Most university ethics departments insist on some sort of anonimisation of interview transcripts, which is intended to protect the respondents. This usually involves taking out names and any other key information which could mean that the person could be identified by a reader, so if I use a synonym instead of a participant’s real name and then mention that they prefer the view from their bedroom at Buckingham Palace to that at Sandringham, I haven’t really done my bit. But making something anonymous is more complicated than just replacing key words. The amount and type of information which needs to be changed depends on the particular research and the participants. This means that making information anonymous can only ever go so far. In the case of my research if someone tells me their highly unique life story, it might be difficult to present that in its entirety without others who knew then being able to work out that its their story.

Their are other problems with this sort of ethical practice. Some participants don’t want their stories to be anonymous; they want their name on their work, so to speak. If they give what is often called informed consent to have their words attributed to their name, perhaps researchers should not be too worried. After all, research which is political in nature or deals with stories of resistance, for instance, might attract people who want their stories to be told so they can contribute to wider debates. And that must surely be their right. But what happens if their situation changes and revealing their identity is no longer the most apt thing to do? Should researchers insist on anonymity to protect participants from their future selves, perhaps? This is not an easy question to answer as one way seems to deny people the right to decide for themselves, and puts the researcher in the position of ‘the one who knows better’, and the other way does leave open the possibility for participants to regret their actions and cause potential embarrassment or worse.
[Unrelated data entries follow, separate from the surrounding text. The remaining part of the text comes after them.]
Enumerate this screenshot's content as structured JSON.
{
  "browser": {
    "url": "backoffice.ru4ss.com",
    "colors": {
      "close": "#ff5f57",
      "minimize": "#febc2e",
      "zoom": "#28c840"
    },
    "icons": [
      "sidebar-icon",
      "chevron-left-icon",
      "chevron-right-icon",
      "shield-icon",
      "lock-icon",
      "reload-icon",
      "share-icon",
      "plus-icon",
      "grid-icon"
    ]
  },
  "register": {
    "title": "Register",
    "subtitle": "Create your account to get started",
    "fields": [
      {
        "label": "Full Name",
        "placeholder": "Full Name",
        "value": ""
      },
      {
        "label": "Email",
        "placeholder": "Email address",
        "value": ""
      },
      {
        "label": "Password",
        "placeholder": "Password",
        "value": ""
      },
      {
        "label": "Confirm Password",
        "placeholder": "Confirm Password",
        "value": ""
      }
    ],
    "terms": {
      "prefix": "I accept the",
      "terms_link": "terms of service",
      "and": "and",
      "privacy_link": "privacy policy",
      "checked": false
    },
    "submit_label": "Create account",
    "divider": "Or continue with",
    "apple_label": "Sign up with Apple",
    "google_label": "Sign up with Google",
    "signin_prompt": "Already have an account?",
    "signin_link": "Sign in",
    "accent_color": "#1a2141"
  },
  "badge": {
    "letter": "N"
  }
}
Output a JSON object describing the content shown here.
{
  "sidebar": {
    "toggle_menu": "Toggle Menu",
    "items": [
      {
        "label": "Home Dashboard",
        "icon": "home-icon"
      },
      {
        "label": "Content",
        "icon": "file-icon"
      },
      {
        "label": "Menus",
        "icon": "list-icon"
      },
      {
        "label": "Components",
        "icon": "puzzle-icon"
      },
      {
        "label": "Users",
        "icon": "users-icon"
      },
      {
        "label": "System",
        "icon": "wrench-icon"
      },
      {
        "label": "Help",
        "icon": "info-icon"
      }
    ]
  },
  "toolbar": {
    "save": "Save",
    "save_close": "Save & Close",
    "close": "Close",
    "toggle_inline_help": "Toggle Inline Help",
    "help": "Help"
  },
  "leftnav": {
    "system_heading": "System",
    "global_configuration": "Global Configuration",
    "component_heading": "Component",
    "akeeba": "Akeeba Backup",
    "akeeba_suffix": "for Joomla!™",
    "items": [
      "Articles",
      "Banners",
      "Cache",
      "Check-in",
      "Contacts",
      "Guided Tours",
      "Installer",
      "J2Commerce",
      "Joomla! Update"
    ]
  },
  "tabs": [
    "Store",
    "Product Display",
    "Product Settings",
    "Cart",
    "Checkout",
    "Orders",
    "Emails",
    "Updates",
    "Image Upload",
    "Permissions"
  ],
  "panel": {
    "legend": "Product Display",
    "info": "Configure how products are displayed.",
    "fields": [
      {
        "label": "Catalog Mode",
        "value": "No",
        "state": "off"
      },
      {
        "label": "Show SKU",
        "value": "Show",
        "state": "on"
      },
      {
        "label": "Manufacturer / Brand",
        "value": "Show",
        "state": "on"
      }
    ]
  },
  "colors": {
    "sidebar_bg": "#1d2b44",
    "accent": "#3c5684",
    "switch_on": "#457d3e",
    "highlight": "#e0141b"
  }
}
So, much effort is made to try to help people understand what is involved in taking part in research. But it seems to me we might take this a little further. There is little to say how researchers might analyse the information, and few if any restrictions. Once ‘gathered’, this ‘data’ seems to be, in the eyes of the ethics department, the sole possession of the researcher. For many, this is unproblematic, but for those researchers who take the view that interviews are co-constructed, that is, the participants have a key role in creating the ‘data’, should they not be allowed to have a say about how it is later discussed, or analysed?

Perhaps, then, the involvement of participants should not stop when the interview does. Academic research might adopt some of the forms of interactive discussion which journalism has undergone, where articles are open for comments. Many researchers have done this by writing about their research in public spaces, such as blogs. Others have taken the step of asking participants to comment on drafts of chapters. While there may be no space for this on an ethical approval form, knowing that ‘they’ will read what ‘we’ write is perhaps the right ethical direction.